Nog nooit heb ik zo
vaak het Franse volkslied horen zingen en spelen als in de afgelopen weken. De
droevige aanleiding is maar al te bekend. Zo’n volkslied is een bindmiddel, een
expressiemogelijkheid, een uitlaatklep, en als zodanig kan het goede diensten bewijzen in benarde
tijden. Maar ik moet toch ook geregeld terugdenken aan de reserves die de Franse
filosoof Michel Serres ten aanzien van de Marseillaise formuleert. Hij schrijft dat hij niet graag meezingt over woeste soldaten die brullend en
dreigend optrekken om je vrouwen en kinderen te kelen. Hij zal de enige niet zijn met zulke reserves, maar dit fragment van hem uit
Récits d’humanisme staat me op dit moment het
helderst voor de geest.
We hebben er afgelopen augustus in Utrecht flink op
gezwoegd tijdens de zomercursus over het vertalen van filosofische teksten. De
bejaarde Serres vraagt zich in dat fragment af of het wel juist is om de
jongere generaties te verwijten dat ze zo individualistisch zijn. Want is er nog wel
een groep waar we bij zouden willen horen? Serres’ eigen oorlogsherinneringen
zijn te wrang om hem in de richting van het vaderland, van welk vaderland dan
ook te drijven. Veeleer voelt hij zich Gascogner, of anders wereldburger. En
die bloeddorstige tekst van de Marseillaise kunnen we maar beter vergeten,
vindt hij. Het kan toch niet de bedoeling zijn dat kinderen zingen over het onzuivere bloed van vreemde soldaten dat onze akkers moet gaan doordrenken?
Serres
is een optimist, die niet van xenofobie kan worden beticht. Van hem mogen
vreemdelingen aan zijn tafel plaatsnemen, om samen te lachen en te eten. Van
hem mogen ze flirten met zijn dochters. `Niets is erger dan alleen maar houden
van eigen,’ zoals een van de Utrechtse studenten een lastige zin uit het bedoelde
fragment vertaalde.
Dan zingt de tekst van ons eigen Wilhelmus een stuk makkelijker
dan die Franse oproep tot geweld. Het Wilhelmus is een lied van vroomheid en
vrijheidsdrang, waarin weliswaar oorlog woedt maar dan abstracter en minder
agressief: Oorlog, mijn arme schapen die
zijt in groten nood, uw herder zal niet slapen, al zijt gij nu verstrooid. Meestal
zingen we trouwens niet meer dan het eerste couplet, dat overloopt van deemoed en zelfrechtvaardiging. De rest kent vrijwel niemand meer.

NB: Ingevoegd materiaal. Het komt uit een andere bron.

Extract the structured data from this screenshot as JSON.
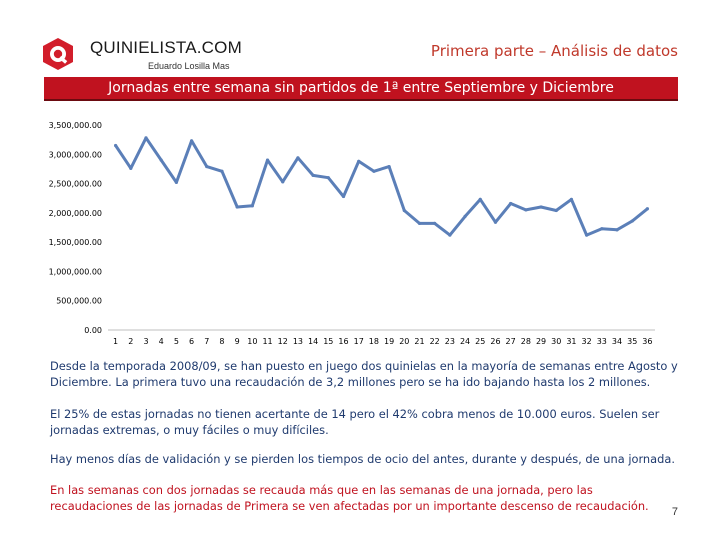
{
  "header": {
    "brand": "QUINIELISTA.COM",
    "author": "Eduardo Losilla Mas",
    "section": "Primera parte – Análisis de datos",
    "logo_letter": "Q"
  },
  "slide_title": "Jornadas entre semana sin partidos de 1ª entre Septiembre y Diciembre",
  "chart_data": {
    "type": "line",
    "title": "",
    "xlabel": "",
    "ylabel": "",
    "ylim": [
      0,
      3500000
    ],
    "yticks": [
      "3,500,000.00",
      "3,000,000.00",
      "2,500,000.00",
      "2,000,000.00",
      "1,500,000.00",
      "1,000,000.00",
      "500,000.00",
      "0.00"
    ],
    "ytick_values": [
      3500000,
      3000000,
      2500000,
      2000000,
      1500000,
      1000000,
      500000,
      0
    ],
    "categories": [
      "1",
      "2",
      "3",
      "4",
      "5",
      "6",
      "7",
      "8",
      "9",
      "10",
      "11",
      "12",
      "13",
      "14",
      "15",
      "16",
      "17",
      "18",
      "19",
      "20",
      "21",
      "22",
      "23",
      "24",
      "25",
      "26",
      "27",
      "28",
      "29",
      "30",
      "31",
      "32",
      "33",
      "34",
      "35",
      "36"
    ],
    "series": [
      {
        "values": [
          3150000,
          2760000,
          3280000,
          2900000,
          2520000,
          3230000,
          2790000,
          2710000,
          2100000,
          2120000,
          2900000,
          2530000,
          2940000,
          2640000,
          2600000,
          2280000,
          2880000,
          2710000,
          2790000,
          2040000,
          1820000,
          1820000,
          1620000,
          1940000,
          2230000,
          1840000,
          2160000,
          2050000,
          2100000,
          2040000,
          2230000,
          1620000,
          1730000,
          1710000,
          1860000,
          2070000
        ],
        "color": "#5b7fb8"
      }
    ],
    "grid": false,
    "legend": "none"
  },
  "paragraphs": [
    "Desde la temporada 2008/09, se han puesto en juego dos quinielas en la mayoría de semanas entre Agosto y Diciembre. La primera tuvo una recaudación de 3,2 millones pero se ha ido bajando hasta los 2 millones.",
    "El 25% de estas jornadas no tienen acertante de 14 pero el 42% cobra menos de 10.000 euros. Suelen ser jornadas extremas, o muy fáciles o muy difíciles.",
    "Hay  menos días de validación y se pierden los tiempos de ocio del antes, durante y después, de una jornada.",
    "En las semanas con dos jornadas se recauda más que en las semanas de una jornada, pero las recaudaciones de las jornadas de Primera se ven afectadas por un importante descenso de recaudación."
  ],
  "page_number": "7",
  "colors": {
    "accent_red": "#c0121f",
    "text_blue": "#1f3a6e",
    "line_blue": "#5b7fb8"
  }
}
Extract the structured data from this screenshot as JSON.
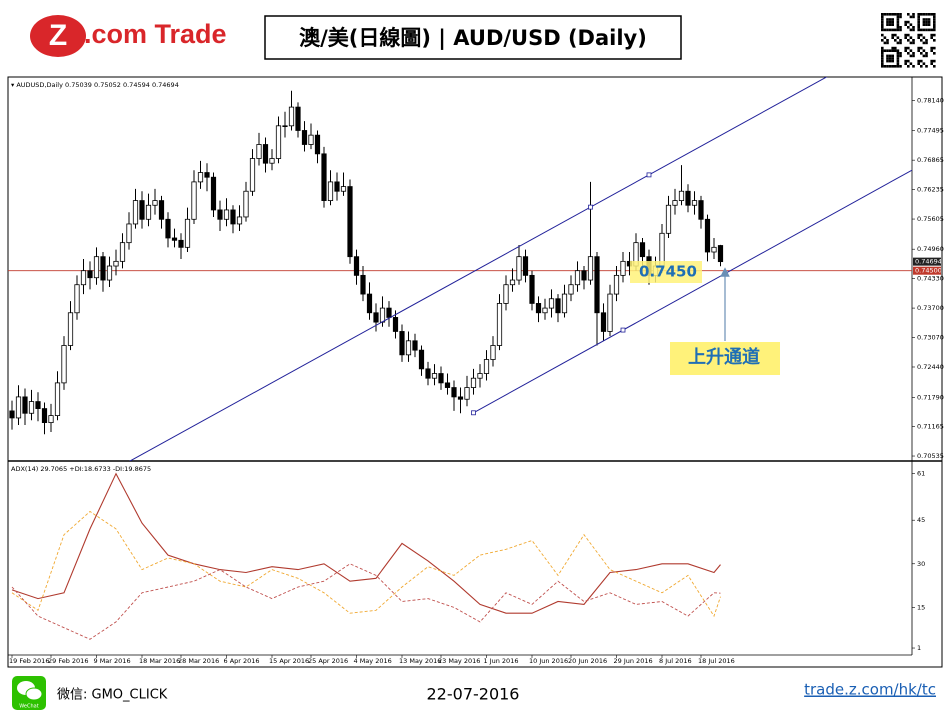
{
  "header": {
    "logo_mark": "Z",
    "logo_text": ".com Trade",
    "title": "澳/美(日線圖) | AUD/USD (Daily)"
  },
  "chart_data": [
    {
      "type": "candlestick",
      "symbol": "AUDUSD,Daily",
      "up_color": "#ffffff",
      "down_color": "#000000",
      "ylim": [
        0.7045,
        0.7858
      ],
      "yticks": [
        {
          "value": 0.7814,
          "label": "0.78140"
        },
        {
          "value": 0.77495,
          "label": "0.77495"
        },
        {
          "value": 0.76865,
          "label": "0.76865"
        },
        {
          "value": 0.76235,
          "label": "0.76235"
        },
        {
          "value": 0.75605,
          "label": "0.75605"
        },
        {
          "value": 0.7496,
          "label": "0.74960"
        },
        {
          "value": 0.7433,
          "label": "0.74330"
        },
        {
          "value": 0.737,
          "label": "0.73700"
        },
        {
          "value": 0.7307,
          "label": "0.73070"
        },
        {
          "value": 0.7244,
          "label": "0.72440"
        },
        {
          "value": 0.7179,
          "label": "0.71790"
        },
        {
          "value": 0.71165,
          "label": "0.71165"
        },
        {
          "value": 0.70535,
          "label": "0.70535"
        }
      ],
      "categories": [
        "19 Feb 2016",
        null,
        null,
        null,
        null,
        null,
        "29 Feb 2016",
        null,
        null,
        null,
        null,
        null,
        null,
        "9 Mar 2016",
        null,
        null,
        null,
        null,
        null,
        null,
        "18 Mar 2016",
        null,
        null,
        null,
        null,
        null,
        "28 Mar 2016",
        null,
        null,
        null,
        null,
        null,
        null,
        "6 Apr 2016",
        null,
        null,
        null,
        null,
        null,
        null,
        "15 Apr 2016",
        null,
        null,
        null,
        null,
        null,
        "25 Apr 2016",
        null,
        null,
        null,
        null,
        null,
        null,
        "4 May 2016",
        null,
        null,
        null,
        null,
        null,
        null,
        "13 May 2016",
        null,
        null,
        null,
        null,
        null,
        "23 May 2016",
        null,
        null,
        null,
        null,
        null,
        null,
        "1 Jun 2016",
        null,
        null,
        null,
        null,
        null,
        null,
        "10 Jun 2016",
        null,
        null,
        null,
        null,
        null,
        "20 Jun 2016",
        null,
        null,
        null,
        null,
        null,
        null,
        "29 Jun 2016",
        null,
        null,
        null,
        null,
        null,
        null,
        "8 Jul 2016",
        null,
        null,
        null,
        null,
        null,
        "18 Jul 2016",
        null,
        null,
        null
      ],
      "ohlc": [
        [
          0.715,
          0.7172,
          0.711,
          0.7135
        ],
        [
          0.7135,
          0.7205,
          0.712,
          0.718
        ],
        [
          0.718,
          0.7198,
          0.712,
          0.7145
        ],
        [
          0.7145,
          0.7195,
          0.713,
          0.717
        ],
        [
          0.717,
          0.719,
          0.7128,
          0.7155
        ],
        [
          0.7155,
          0.7168,
          0.71,
          0.7125
        ],
        [
          0.7125,
          0.7165,
          0.7105,
          0.714
        ],
        [
          0.714,
          0.7235,
          0.713,
          0.721
        ],
        [
          0.721,
          0.731,
          0.7195,
          0.729
        ],
        [
          0.729,
          0.7385,
          0.728,
          0.736
        ],
        [
          0.736,
          0.744,
          0.7345,
          0.742
        ],
        [
          0.742,
          0.7475,
          0.74,
          0.745
        ],
        [
          0.745,
          0.747,
          0.741,
          0.7435
        ],
        [
          0.7435,
          0.75,
          0.742,
          0.748
        ],
        [
          0.748,
          0.749,
          0.7405,
          0.743
        ],
        [
          0.743,
          0.748,
          0.7415,
          0.746
        ],
        [
          0.746,
          0.7495,
          0.744,
          0.747
        ],
        [
          0.747,
          0.753,
          0.7455,
          0.751
        ],
        [
          0.751,
          0.7575,
          0.7495,
          0.755
        ],
        [
          0.755,
          0.7625,
          0.754,
          0.76
        ],
        [
          0.76,
          0.762,
          0.754,
          0.756
        ],
        [
          0.756,
          0.7615,
          0.7545,
          0.759
        ],
        [
          0.759,
          0.7625,
          0.757,
          0.76
        ],
        [
          0.76,
          0.761,
          0.754,
          0.756
        ],
        [
          0.756,
          0.7575,
          0.75,
          0.752
        ],
        [
          0.752,
          0.754,
          0.75,
          0.7515
        ],
        [
          0.7515,
          0.753,
          0.7475,
          0.75
        ],
        [
          0.75,
          0.7585,
          0.749,
          0.756
        ],
        [
          0.756,
          0.7665,
          0.755,
          0.764
        ],
        [
          0.764,
          0.7685,
          0.7625,
          0.766
        ],
        [
          0.766,
          0.768,
          0.762,
          0.765
        ],
        [
          0.765,
          0.766,
          0.7565,
          0.758
        ],
        [
          0.758,
          0.76,
          0.7535,
          0.756
        ],
        [
          0.756,
          0.7605,
          0.7545,
          0.758
        ],
        [
          0.758,
          0.759,
          0.753,
          0.755
        ],
        [
          0.755,
          0.759,
          0.7535,
          0.7565
        ],
        [
          0.7565,
          0.764,
          0.7555,
          0.762
        ],
        [
          0.762,
          0.771,
          0.761,
          0.769
        ],
        [
          0.769,
          0.7745,
          0.7675,
          0.772
        ],
        [
          0.772,
          0.7735,
          0.766,
          0.768
        ],
        [
          0.768,
          0.771,
          0.7665,
          0.769
        ],
        [
          0.769,
          0.778,
          0.768,
          0.776
        ],
        [
          0.776,
          0.779,
          0.7735,
          0.776
        ],
        [
          0.776,
          0.7835,
          0.775,
          0.78
        ],
        [
          0.78,
          0.781,
          0.7735,
          0.775
        ],
        [
          0.775,
          0.777,
          0.7705,
          0.772
        ],
        [
          0.772,
          0.7765,
          0.771,
          0.774
        ],
        [
          0.774,
          0.775,
          0.768,
          0.77
        ],
        [
          0.77,
          0.7715,
          0.7585,
          0.76
        ],
        [
          0.76,
          0.7665,
          0.759,
          0.764
        ],
        [
          0.764,
          0.766,
          0.76,
          0.762
        ],
        [
          0.762,
          0.766,
          0.761,
          0.763
        ],
        [
          0.763,
          0.7645,
          0.7465,
          0.748
        ],
        [
          0.748,
          0.7495,
          0.742,
          0.744
        ],
        [
          0.744,
          0.746,
          0.7385,
          0.74
        ],
        [
          0.74,
          0.7425,
          0.7345,
          0.736
        ],
        [
          0.736,
          0.738,
          0.732,
          0.734
        ],
        [
          0.734,
          0.7395,
          0.733,
          0.737
        ],
        [
          0.737,
          0.7385,
          0.733,
          0.735
        ],
        [
          0.735,
          0.7365,
          0.7305,
          0.732
        ],
        [
          0.732,
          0.7335,
          0.7255,
          0.727
        ],
        [
          0.727,
          0.732,
          0.7255,
          0.73
        ],
        [
          0.73,
          0.7315,
          0.7265,
          0.728
        ],
        [
          0.728,
          0.729,
          0.7225,
          0.724
        ],
        [
          0.724,
          0.7255,
          0.7205,
          0.722
        ],
        [
          0.722,
          0.725,
          0.7205,
          0.723
        ],
        [
          0.723,
          0.7245,
          0.7195,
          0.721
        ],
        [
          0.721,
          0.723,
          0.7185,
          0.72
        ],
        [
          0.72,
          0.7215,
          0.715,
          0.718
        ],
        [
          0.718,
          0.72,
          0.7145,
          0.7175
        ],
        [
          0.7175,
          0.7225,
          0.716,
          0.72
        ],
        [
          0.72,
          0.724,
          0.7185,
          0.722
        ],
        [
          0.722,
          0.725,
          0.72,
          0.723
        ],
        [
          0.723,
          0.728,
          0.7215,
          0.726
        ],
        [
          0.726,
          0.731,
          0.7245,
          0.729
        ],
        [
          0.729,
          0.74,
          0.728,
          0.738
        ],
        [
          0.738,
          0.744,
          0.7365,
          0.742
        ],
        [
          0.742,
          0.7455,
          0.7405,
          0.743
        ],
        [
          0.743,
          0.7505,
          0.742,
          0.748
        ],
        [
          0.748,
          0.7495,
          0.7425,
          0.744
        ],
        [
          0.744,
          0.745,
          0.7365,
          0.738
        ],
        [
          0.738,
          0.7395,
          0.734,
          0.736
        ],
        [
          0.736,
          0.739,
          0.7345,
          0.737
        ],
        [
          0.737,
          0.741,
          0.735,
          0.739
        ],
        [
          0.739,
          0.74,
          0.734,
          0.736
        ],
        [
          0.736,
          0.742,
          0.735,
          0.74
        ],
        [
          0.74,
          0.744,
          0.7385,
          0.742
        ],
        [
          0.742,
          0.747,
          0.7405,
          0.745
        ],
        [
          0.745,
          0.746,
          0.741,
          0.743
        ],
        [
          0.743,
          0.764,
          0.742,
          0.748
        ],
        [
          0.748,
          0.749,
          0.729,
          0.736
        ],
        [
          0.736,
          0.738,
          0.73,
          0.732
        ],
        [
          0.732,
          0.742,
          0.731,
          0.74
        ],
        [
          0.74,
          0.746,
          0.7385,
          0.744
        ],
        [
          0.744,
          0.749,
          0.7425,
          0.747
        ],
        [
          0.747,
          0.749,
          0.744,
          0.746
        ],
        [
          0.746,
          0.753,
          0.745,
          0.751
        ],
        [
          0.751,
          0.752,
          0.746,
          0.748
        ],
        [
          0.748,
          0.7495,
          0.742,
          0.744
        ],
        [
          0.744,
          0.748,
          0.7425,
          0.746
        ],
        [
          0.746,
          0.755,
          0.7445,
          0.753
        ],
        [
          0.753,
          0.761,
          0.752,
          0.759
        ],
        [
          0.759,
          0.7625,
          0.757,
          0.76
        ],
        [
          0.76,
          0.7676,
          0.759,
          0.762
        ],
        [
          0.762,
          0.7635,
          0.7575,
          0.759
        ],
        [
          0.759,
          0.762,
          0.757,
          0.76
        ],
        [
          0.76,
          0.761,
          0.754,
          0.756
        ],
        [
          0.756,
          0.757,
          0.747,
          0.749
        ],
        [
          0.749,
          0.752,
          0.7475,
          0.75
        ],
        [
          0.75039,
          0.75052,
          0.74594,
          0.74694
        ]
      ],
      "channel_lines": [
        {
          "color": "#22229a",
          "x": [
            89,
            98
          ],
          "y": [
            0.7586,
            0.7655
          ],
          "extend": "both"
        },
        {
          "color": "#22229a",
          "x": [
            71,
            94
          ],
          "y": [
            0.7146,
            0.7323
          ],
          "extend": "right"
        }
      ],
      "hline": {
        "value": 0.745,
        "label": "0.74500",
        "color": "#c0392b"
      },
      "last_price": {
        "value": 0.74694,
        "label": "0.74694"
      },
      "annotations": [
        "0.7450",
        "上升通道"
      ]
    },
    {
      "type": "line",
      "title": "ADX(14)",
      "ylim": [
        -1.4,
        64
      ],
      "yticks": [
        61,
        45,
        30,
        15,
        1
      ],
      "x": [
        0,
        4,
        8,
        12,
        16,
        20,
        24,
        28,
        32,
        36,
        40,
        44,
        48,
        52,
        56,
        60,
        64,
        68,
        72,
        76,
        80,
        84,
        88,
        92,
        96,
        100,
        104,
        108,
        109
      ],
      "series": [
        {
          "name": "ADX(14)",
          "color": "#b03a2e",
          "dash": "solid",
          "values": [
            21,
            18,
            20,
            42,
            61,
            44,
            33,
            30,
            28,
            27,
            29,
            28,
            30,
            24,
            25,
            37,
            31,
            24,
            16,
            13,
            13,
            17,
            16,
            27,
            28,
            30,
            30,
            27,
            29.7065
          ]
        },
        {
          "name": "+DI:",
          "color": "#f0a830",
          "dash": "dashed",
          "values": [
            20,
            14,
            40,
            48,
            42,
            28,
            32,
            30,
            24,
            22,
            28,
            25,
            20,
            13,
            14,
            22,
            29,
            26,
            33,
            35,
            38,
            26,
            40,
            28,
            24,
            20,
            26,
            12,
            18.6733
          ]
        },
        {
          "name": "-DI:",
          "color": "#c0504d",
          "dash": "dashed",
          "values": [
            22,
            12,
            8,
            4,
            10,
            20,
            22,
            24,
            28,
            22,
            18,
            22,
            24,
            30,
            26,
            17,
            18,
            15,
            10,
            20,
            16,
            24,
            17,
            20,
            16,
            17,
            12,
            20,
            19.8675
          ]
        }
      ]
    }
  ],
  "footer": {
    "wechat": "WeChat",
    "contact": "微信: GMO_CLICK",
    "date": "22-07-2016",
    "url": "trade.z.com/hk/tc"
  }
}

Margreet Fogteloo en Bert Wiske hebben alle volksliederen
van de wereld verzameld in een boek waarin de nationale hymne van elk land
wordt toegelicht en vertaald, van Afghanistan tot Zuid-Korea. Op de
bijgeleverde cd wisselen plechtstatige en heldhaftige melodieën elkaar in
verpletterende saaiheid af. De muziek van de Marseillaise klinkt daartussen tamelijk fris en vrolijk. Kan er misschien een nieuwe tekst bij?